Monitoring your elderly parent for malnutrition and how to combat it
Malnutrition might not always be easily detectable, but it’s something that family caregivers should watch out for. The blog, A Place For Mom, reported that according to the American Academy of Family Physicians there were 3.7 million senior citizens who were diagnosed with malnutrition.
At A Place For Mom they advise caregivers to “WATCH” for the following:
- Watch for physical problems such as bruising, weight loss and dental problems as potential signals.
- Ask seniors about their eating habits — have their eating preferences changed?
- Talk to a doctor about the nutritional needs of your aging parent. Also discuss physical or dental problems that could affect their eating.
- Check with your pharmacist. The pharmacist can warn you of the potential for drug-food interactions. Medications can also have side effects that affect appetite, digestion or nutrient absorption
- Have your visits at mealtimes so you can observe eating habits firsthand.
Combating malnutrition in seniors
The Mayo Clinic offers five helpful suggestions for combating malnutrition in seniors:
1. Encourage a nutritious and palatable diet. Foods such as chopped nuts, nut butters, wheat germ, egg whites and cheese can be added to meals for an additional nutritional boost. Herbs and seasonings can improve the taste of food for seniors, as well.
2. Snacks!
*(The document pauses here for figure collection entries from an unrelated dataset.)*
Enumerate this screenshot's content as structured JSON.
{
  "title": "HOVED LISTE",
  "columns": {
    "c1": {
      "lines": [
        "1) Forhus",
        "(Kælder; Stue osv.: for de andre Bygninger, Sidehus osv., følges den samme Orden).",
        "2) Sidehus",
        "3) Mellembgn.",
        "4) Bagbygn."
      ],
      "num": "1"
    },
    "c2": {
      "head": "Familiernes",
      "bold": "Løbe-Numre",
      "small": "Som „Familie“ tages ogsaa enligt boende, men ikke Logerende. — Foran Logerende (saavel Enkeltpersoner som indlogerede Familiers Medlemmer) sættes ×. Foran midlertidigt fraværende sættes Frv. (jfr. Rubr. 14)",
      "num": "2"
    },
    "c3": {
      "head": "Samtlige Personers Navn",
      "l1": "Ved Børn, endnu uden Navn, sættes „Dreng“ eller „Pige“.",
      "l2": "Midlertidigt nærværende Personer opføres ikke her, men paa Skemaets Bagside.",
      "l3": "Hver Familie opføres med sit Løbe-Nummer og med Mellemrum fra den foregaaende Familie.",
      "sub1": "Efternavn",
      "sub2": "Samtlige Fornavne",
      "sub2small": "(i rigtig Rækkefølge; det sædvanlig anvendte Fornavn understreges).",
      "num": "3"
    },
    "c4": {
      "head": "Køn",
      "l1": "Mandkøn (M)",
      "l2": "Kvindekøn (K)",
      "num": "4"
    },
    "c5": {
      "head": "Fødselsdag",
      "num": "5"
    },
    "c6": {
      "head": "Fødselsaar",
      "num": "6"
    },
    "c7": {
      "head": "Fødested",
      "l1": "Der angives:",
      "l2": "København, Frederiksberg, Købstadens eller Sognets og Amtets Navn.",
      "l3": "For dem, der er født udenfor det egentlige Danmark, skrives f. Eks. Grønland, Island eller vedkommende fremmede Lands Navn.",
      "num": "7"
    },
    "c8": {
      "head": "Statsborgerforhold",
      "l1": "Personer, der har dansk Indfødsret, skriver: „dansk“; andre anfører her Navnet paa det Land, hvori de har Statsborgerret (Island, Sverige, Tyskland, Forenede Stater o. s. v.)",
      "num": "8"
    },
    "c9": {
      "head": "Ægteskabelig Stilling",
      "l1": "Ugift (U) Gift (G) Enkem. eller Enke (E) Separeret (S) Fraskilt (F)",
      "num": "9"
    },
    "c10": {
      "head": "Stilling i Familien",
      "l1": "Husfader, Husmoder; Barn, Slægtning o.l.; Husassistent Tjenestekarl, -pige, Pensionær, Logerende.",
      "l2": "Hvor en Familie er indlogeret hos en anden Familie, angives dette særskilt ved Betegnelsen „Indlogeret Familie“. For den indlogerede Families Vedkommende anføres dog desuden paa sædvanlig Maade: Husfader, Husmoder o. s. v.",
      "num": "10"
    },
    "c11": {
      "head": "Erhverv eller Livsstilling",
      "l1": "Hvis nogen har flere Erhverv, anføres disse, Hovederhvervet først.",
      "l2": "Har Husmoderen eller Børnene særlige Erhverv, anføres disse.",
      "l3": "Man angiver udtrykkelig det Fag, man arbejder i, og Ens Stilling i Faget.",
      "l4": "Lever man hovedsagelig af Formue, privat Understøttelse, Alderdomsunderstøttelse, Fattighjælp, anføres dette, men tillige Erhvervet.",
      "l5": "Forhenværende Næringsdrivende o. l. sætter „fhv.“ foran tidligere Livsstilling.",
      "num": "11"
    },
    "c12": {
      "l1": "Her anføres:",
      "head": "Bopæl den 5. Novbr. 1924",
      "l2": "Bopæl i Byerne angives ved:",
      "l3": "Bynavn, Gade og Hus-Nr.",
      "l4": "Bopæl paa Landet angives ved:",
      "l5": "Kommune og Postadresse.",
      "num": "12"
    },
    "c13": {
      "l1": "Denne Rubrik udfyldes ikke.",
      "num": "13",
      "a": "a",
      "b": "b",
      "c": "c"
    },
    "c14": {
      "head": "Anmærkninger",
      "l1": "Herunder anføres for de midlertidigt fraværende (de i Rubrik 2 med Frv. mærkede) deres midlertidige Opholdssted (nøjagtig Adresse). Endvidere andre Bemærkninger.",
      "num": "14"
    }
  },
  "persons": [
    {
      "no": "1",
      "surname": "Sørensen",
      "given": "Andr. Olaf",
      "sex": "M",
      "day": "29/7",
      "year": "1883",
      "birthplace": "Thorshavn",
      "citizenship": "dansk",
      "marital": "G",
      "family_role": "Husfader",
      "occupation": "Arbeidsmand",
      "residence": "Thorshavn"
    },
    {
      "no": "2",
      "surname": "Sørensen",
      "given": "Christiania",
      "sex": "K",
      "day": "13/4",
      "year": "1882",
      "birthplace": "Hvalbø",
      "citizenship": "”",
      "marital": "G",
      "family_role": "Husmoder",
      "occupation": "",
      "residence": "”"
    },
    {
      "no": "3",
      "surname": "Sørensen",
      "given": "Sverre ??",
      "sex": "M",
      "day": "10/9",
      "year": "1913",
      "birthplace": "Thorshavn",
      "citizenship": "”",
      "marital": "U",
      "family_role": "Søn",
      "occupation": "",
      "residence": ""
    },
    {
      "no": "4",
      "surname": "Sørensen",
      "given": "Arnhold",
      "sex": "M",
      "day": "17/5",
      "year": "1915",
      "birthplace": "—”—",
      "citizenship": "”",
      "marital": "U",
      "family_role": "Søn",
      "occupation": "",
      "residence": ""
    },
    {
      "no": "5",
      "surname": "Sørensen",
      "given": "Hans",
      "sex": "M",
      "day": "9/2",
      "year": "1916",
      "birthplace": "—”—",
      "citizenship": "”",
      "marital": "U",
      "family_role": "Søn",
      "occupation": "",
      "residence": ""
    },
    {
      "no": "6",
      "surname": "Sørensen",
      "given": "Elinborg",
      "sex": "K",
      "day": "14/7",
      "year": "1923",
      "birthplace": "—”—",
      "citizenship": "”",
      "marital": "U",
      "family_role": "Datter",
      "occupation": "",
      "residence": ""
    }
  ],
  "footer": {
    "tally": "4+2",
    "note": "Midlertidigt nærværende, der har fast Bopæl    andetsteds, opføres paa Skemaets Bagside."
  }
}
Plan snacks for between meals.
3. Socialize mealtimes. Visit your loved one at mealtimes or encourage them to eat with friends at senior centers.
4. Exercise can improve appetite. Help seniors get regular exercise to improve their eating.
5. Provide tips and assistance with ways to save money on food. Seniors can split the cost of food in bulk with friends and family and can also seek out outlets that offer senior discounts.